Потом прибыла первая партия рядовых, и она приятно удивила. По опыту, Кесри знал, что обычно в “баламтёры” заморской службы отдают своего рода брак: неумех, лодырей, шалопаев и пьяниц, от которых всякая воинская часть только рада избавиться. Но эти волонтеры были не так уж плохи – по большей части амбициозные юноши, желавшие повидать мир и продвинуться по службе, о чем некогда мечтал и сам Кесри.
Правда, все они были неопытны и прежде служили в разных родах войск. Кесри понимал, что создать слаженную боевую единицу из толпы, собранной с бору по сосенке, будет непросто.
Но вот началась серьезная муштра, и Кесри обнаружил, что в этой волонтерской пестроте есть свои плюсы, выражавшиеся в отсутствии родственных связей между сипаями. Их можно было гонять до одури и наказывать, не опасаясь докучного вмешательства всяких дядьев и кузенов. Вкус власти пьянил, Кесри как будто стал заминдаром и субедаром в одном лице.

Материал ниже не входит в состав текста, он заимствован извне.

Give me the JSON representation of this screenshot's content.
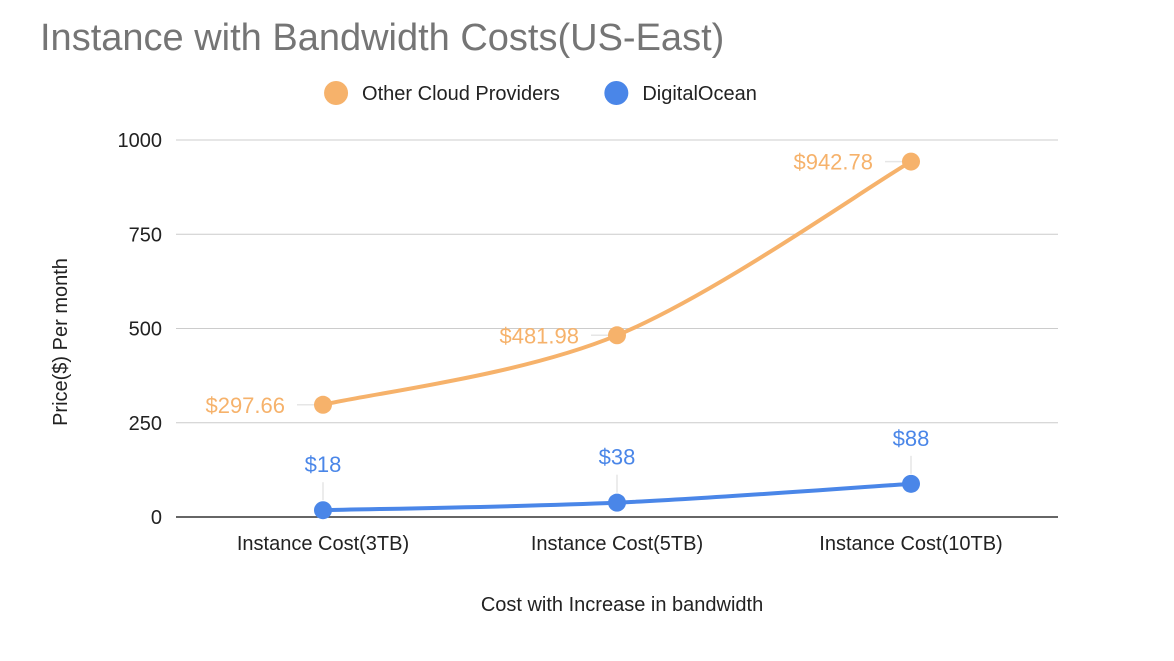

Раньше его поражала железная дисциплина в европейских полках. Как, гадал он, иноземные унтер-офицеры умудряются превратить солдат в послушные механизмы? Теперь он понял, что обрыв связей с внешним миром – первый шаг в создании такого подразделения. В обычных туземных войсках это было невозможно из-за слишком крепких уз солдат со своими общинами.
Здесь же все обитали в непривычных условиях. Никто из сипаев прежде в казарме не жил и теперь вел себя совершенно иначе. Кесри делил комнату с четырьмя найками и уже через неделю знал о них столько всякого, чего никогда не ведал о своих подчиненных. Родом из разных мест – Авадха, Митхилы, Бходжпури и горных районов, унтер-офицеры были различных каст: брамины, раджпуты, ахиры, курми[50] и прочие. Поначалу кое-кто возроптал, не желая сидеть за одним столом с представителем низкой касты, но Кесри моментально пресек эти недовольства: иль забыли, что поплывете морем? А корабль – это вам не родная деревня. И все в таком духе. Вскоре унтеры сняли свои претензии, чем подали хороший пример бойцам, как ужиться друг с другом.
Первое время все было неожиданно хорошо, но Кесри чувствовал – это ненадолго, и не ошибся. Вскоре сказалась насильственная изоляция. Люди не привыкли сидеть взаперти, не имея доступа к разнообразным удовольствиям базара. Малознакомые соседи по казарме и невозможность скинуть форму тоже сыграли свою роль.
С прибытием второй партии волонтеров, пополнивших численный состав роты, ситуация только усугубилась. Почти все новички были “никчемности”, от которых мечтали избавиться в их прежних полках, – дохляки либо неисправимые баламуты.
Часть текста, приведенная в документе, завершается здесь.